After months at sea, I came across French Polynesia , inhabited islands resonant with the colours of the tropics.   I met a woman there, and stayed for awhile.   I took up smoking opium to pass the time, taking the drug in the old way, as a connection with a non-technological past.   It had been offered to me in a bar in Tahiti .   The woman had taken me there, introducing me to the drug.   We smoked together.   I lived in a comfortable captivity.   She would not let me leave.   We made love on the beach, her siren song impossible to ignore.   Finally, after a time of ruminating on the war, I closed my ears and set out, stocked with opium and a pipe.

 

The sea called to me, haunting me with its sibilant voice.   The water was the only thing which truly soothed my pain.
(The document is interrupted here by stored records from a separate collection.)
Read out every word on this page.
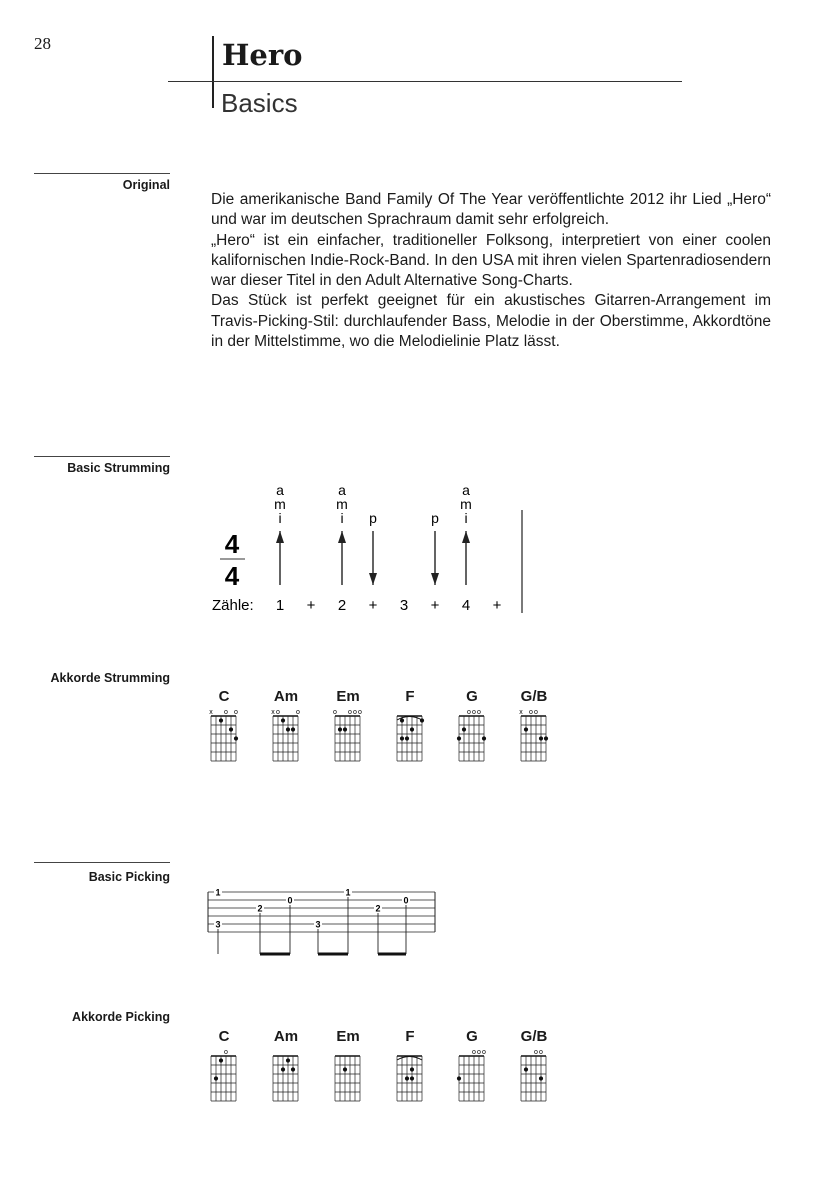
28	Hero
Basics
Original

Die amerikanische Band Family Of The Year veröffentlichte 2012 ihr Lied „Hero“ und war im deutschen Sprachraum damit sehr erfolgreich.

„Hero“ ist ein einfacher, traditioneller Folksong, interpretiert von einer coolen kalifornischen Indie-Rock-Band. In den USA mit ihren vielen Spartenradiosendern war dieser Titel in den Adult Alternative Song-Charts.

Das Stück ist perfekt geeignet für ein akustisches Gitarren-Arrangement im Travis-Picking-Stil: durchlaufender Bass, Melodie in der Oberstimme, Akkordtöne in der Mittelstimme, wo die Melodielinie Platz lässt.

Basic Strumming
4
4
a
m
i
a
m
i p	p
a
m
i
Zähle: 1 + 2 + 3 + 4 +
Akkorde Strumming
C
x o o
Am
x o o
Em
o o o o
F	G
o o o
G/B
x o o
Basic Picking
3
2
0
3
1
2
0
1
Akkorde Picking
C
o
Am	Em	F	G
o o o
G/B
o o
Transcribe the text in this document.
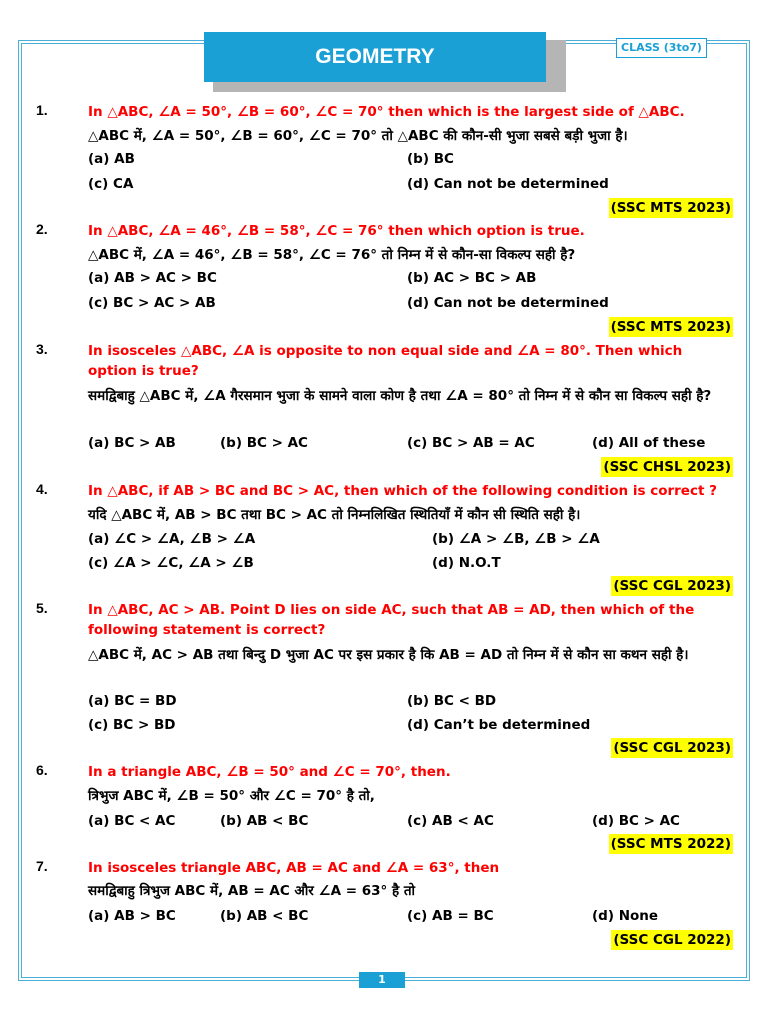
GEOMETRY	CLASS (3to7)
1.	In △ABC, ∠A = 50°, ∠B = 60°, ∠C = 70° then which is the largest side of △ABC.
△ABC में, ∠A = 50°, ∠B = 60°, ∠C = 70° तो △ABC की कौन-सी भुजा सबसे बड़ी भुजा है।
(a) AB	(b) BC
(c) CA	(d) Can not be determined
(SSC MTS 2023)
2.	In △ABC, ∠A = 46°, ∠B = 58°, ∠C = 76° then which option is true.
△ABC में, ∠A = 46°, ∠B = 58°, ∠C = 76° तो निम्न में से कौन-सा विकल्प सही है?
(a) AB > AC > BC	(b) AC > BC > AB
(c) BC > AC > AB	(d) Can not be determined
(SSC MTS 2023)
3.	In isosceles △ABC, ∠A is opposite to non equal side and ∠A = 80°. Then which option is true?
समद्विबाहु △ABC में, ∠A गैरसमान भुजा के सामने वाला कोण है तथा ∠A = 80° तो निम्न में से कौन सा विकल्प सही है?
(a) BC > AB	(b) BC > AC	(c) BC > AB = AC	(d) All of these
(SSC CHSL 2023)
4.	In △ABC, if AB > BC and BC > AC, then which of the following condition is correct ?
यदि △ABC में, AB > BC तथा BC > AC तो निम्नलिखित स्थितियाँ में कौन सी स्थिति सही है।
(a) ∠C > ∠A, ∠B > ∠A	(b) ∠A > ∠B, ∠B > ∠A
(c) ∠A > ∠C, ∠A > ∠B	(d) N.O.T
(SSC CGL 2023)
5.	In △ABC, AC > AB. Point D lies on side AC, such that AB = AD, then which of the following statement is correct?
△ABC में, AC > AB तथा बिन्दु D भुजा AC पर इस प्रकार है कि AB = AD तो निम्न में से कौन सा कथन सही है।
(a) BC = BD	(b) BC < BD
(c) BC > BD	(d) Can’t be determined
(SSC CGL 2023)
6.	In a triangle ABC, ∠B = 50° and ∠C = 70°, then.
त्रिभुज ABC में, ∠B = 50° और ∠C = 70° है तो,
(a) BC < AC	(b) AB < BC	(c) AB < AC	(d) BC > AC
(SSC MTS 2022)
7.	In isosceles triangle ABC, AB = AC and ∠A = 63°, then
समद्विबाहु त्रिभुज ABC में, AB = AC और ∠A = 63° है तो
(a) AB > BC	(b) AB < BC	(c) AB = BC	(d) None
(SSC CGL 2022)
1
I heard it speak on the open ocean, directing me onward with divine suggestion.   Smooth stained glass on good days, the floor of a vast, open cathedral.   I could worship out on the ocean.   I could slip silently into the flowing, and feel the sea road moving with the wind, and the isolated islands on which I stayed were occasional moments of reminiscence and descents into nothingness.

 

I came back to the east coast, eventually.   I had travelled through the Pacific and Indonesia .   And there was no where else to forget the past.   I could not forget.   The memorial gave me some distance.   It could take some of the burden of memory.

 

Today, the war floods back to me, and I envy the osprey.   Clear flight from the surface of suffering.   He lives with no boundaries, no weight, no temple to tie him to the earth.

 

I enter the church, kneel before the altar, and say a prayer for McDonough.